I'm working on a research paper in Word 2007, and it's setting the top line of my text at 1in below the .5in header. I've tried changing the margins for all (right, left, bottom) to see if they will all not change, but everything but the top margin responds to the change. Anyone know what I can do to fix this?? :upset:


----------



## biz_kid1 (Jun 5, 2008)

What View are you using? Print Layout?


----------



## haf615 (Aug 12, 2008)

Yes, I'm in print layout, but it doesn't seem to matter. As soon as I go to print preview or even print, the top margin is still 1 inch below the header, making it 1.5 in rather than the 1 in that it needs to be.


----------



## biz_kid1 (Jun 5, 2008)

Try this...

1. Under Page Layout > Margins > Custom Margins, what are all your defaults set at? (i.e., mine are: Margins: all 1", Gutter: 0", GP: Left, Orientation: Portrait, Pages: Normal, Preview/Apply to: Whole Document) Can you reset the default here?

2. Highlight the text of the document (Ctrl+A); under the Home tab, click the arrow under the Paragraph section to open the Paragraph window - What does it say under your spacing? I like mine set as single with 0 defaults but make sure this isn't automatically forcing space into your document.

3. If it's still an issue, try turning on Style Inspector, so you can see the formatting being applied to the document: Click the Office button > Word Options > Customize > change the "Choose commands from:" drop down to "All Commands" > scroll to Style Inspector and highlight it > click Add > click OK > turn this feature on by clicking on it in the Quick Access Toolbar and inspect the settings - it may reveal something

Try these and report back results! GL!


----------



## haf615 (Aug 12, 2008)

1. Under Page Layout > Margins > Custom Margins, what are all your defaults set at? (i.e., mine are: Margins: all 1", Gutter: 0", GP: Left, Orientation: Portrait, Pages: Normal, Preview/Apply to: Whole Document) Can you reset the default here?
Those are the same default settings that I have!!! 

2. Highlight the text of the document (Ctrl+A); under the Home tab, click the arrow under the Paragraph section to open the Paragraph window - What does it say under your spacing?

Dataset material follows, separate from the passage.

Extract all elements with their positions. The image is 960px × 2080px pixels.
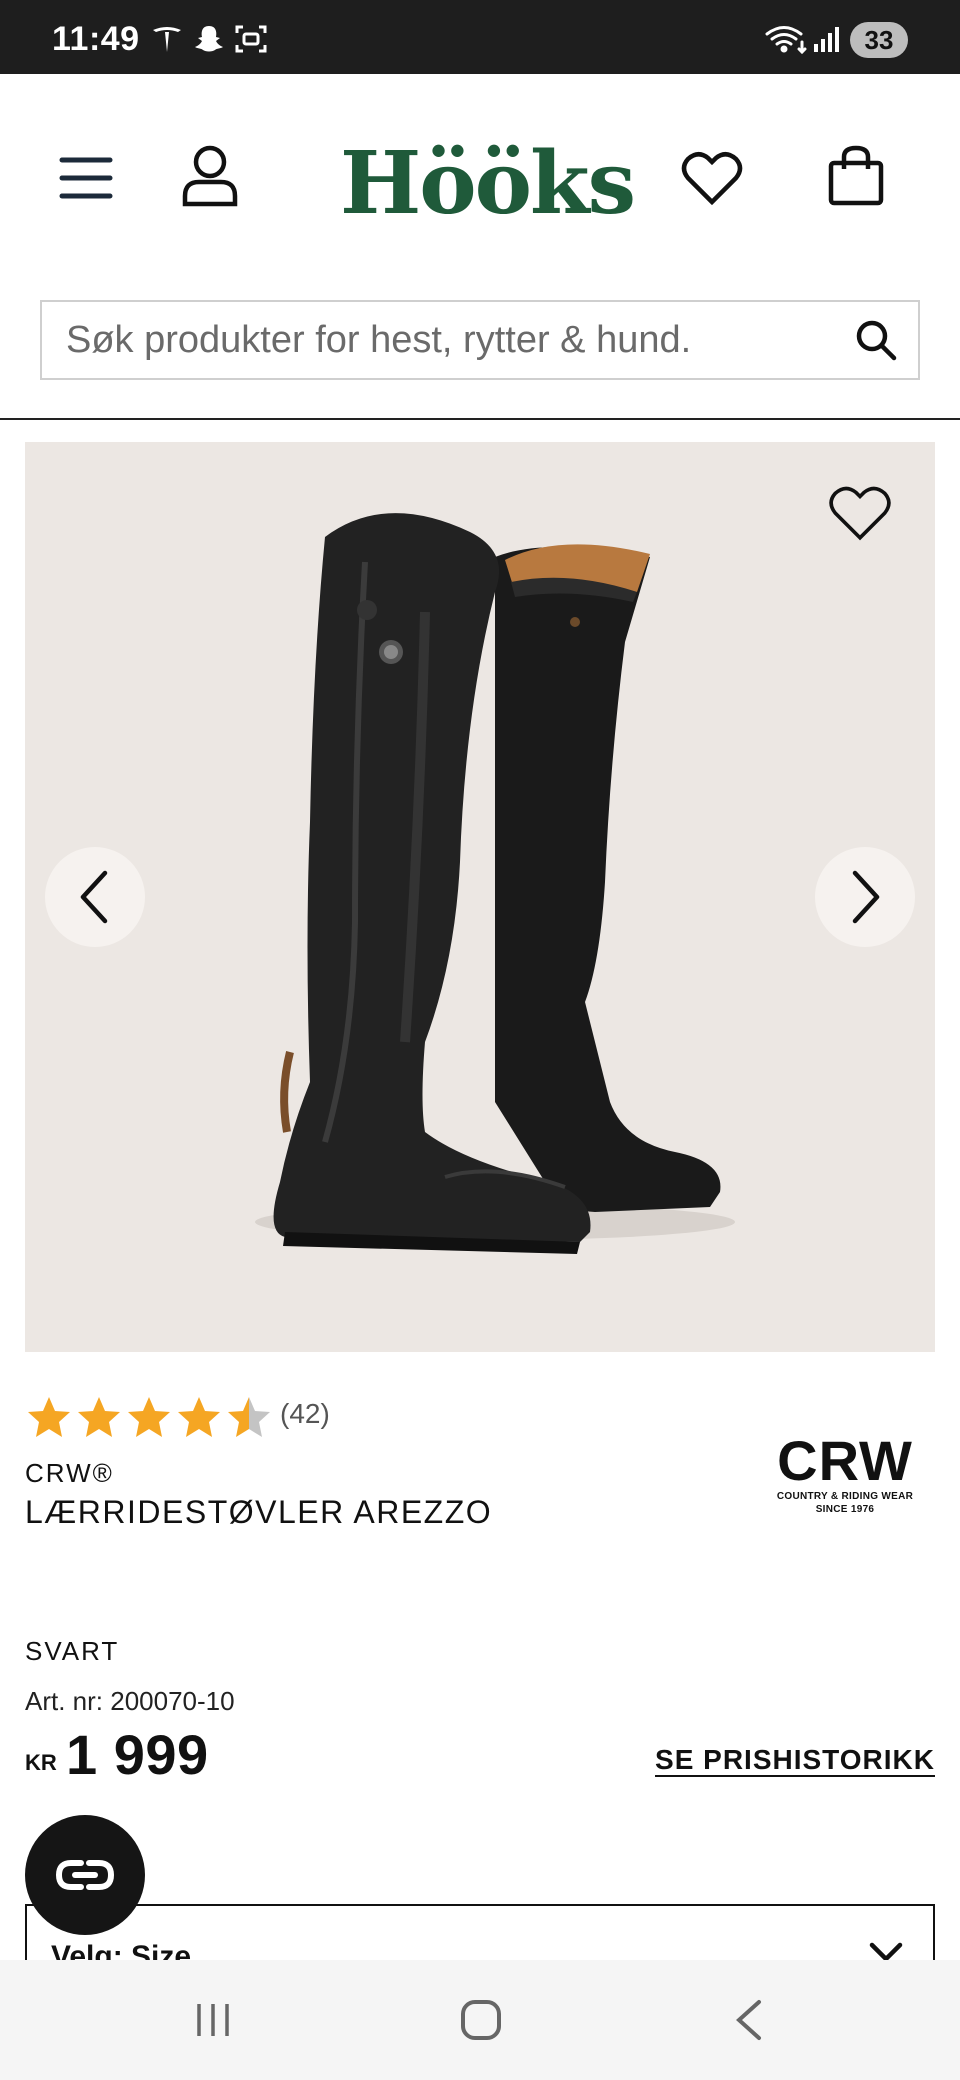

I like mine set as single with 0 defaults but make sure this isn't automatically forcing space into your document.
I normally have my default setting at single, but for this paper I have to have double spacing!!

3. If it's still an issue, try turning on Style Inspector, so you can see the formatting being applied to the document: Click the Office button > Word Options > Customize > change the "Choose commands from:" drop down to "All Commands" > scroll to Style Inspector and highlight it > click Add > click OK > turn this feature on by clicking on it in the Quick Access Toolbar and inspect the settings - it may reveal something 
All of the settings look the way that they are supposed to...but on the ruler in the margins, you can see that the headers are at the correct 0.5", but the text starts at 1.5".


Any other tips??


----------



## haf615 (Aug 12, 2008)

Sigh...I just realized that I'd hit enter within my header, which double spaced the header, increasing my top text margin.

Thanks for the tips for checking margins anyway!!!


----------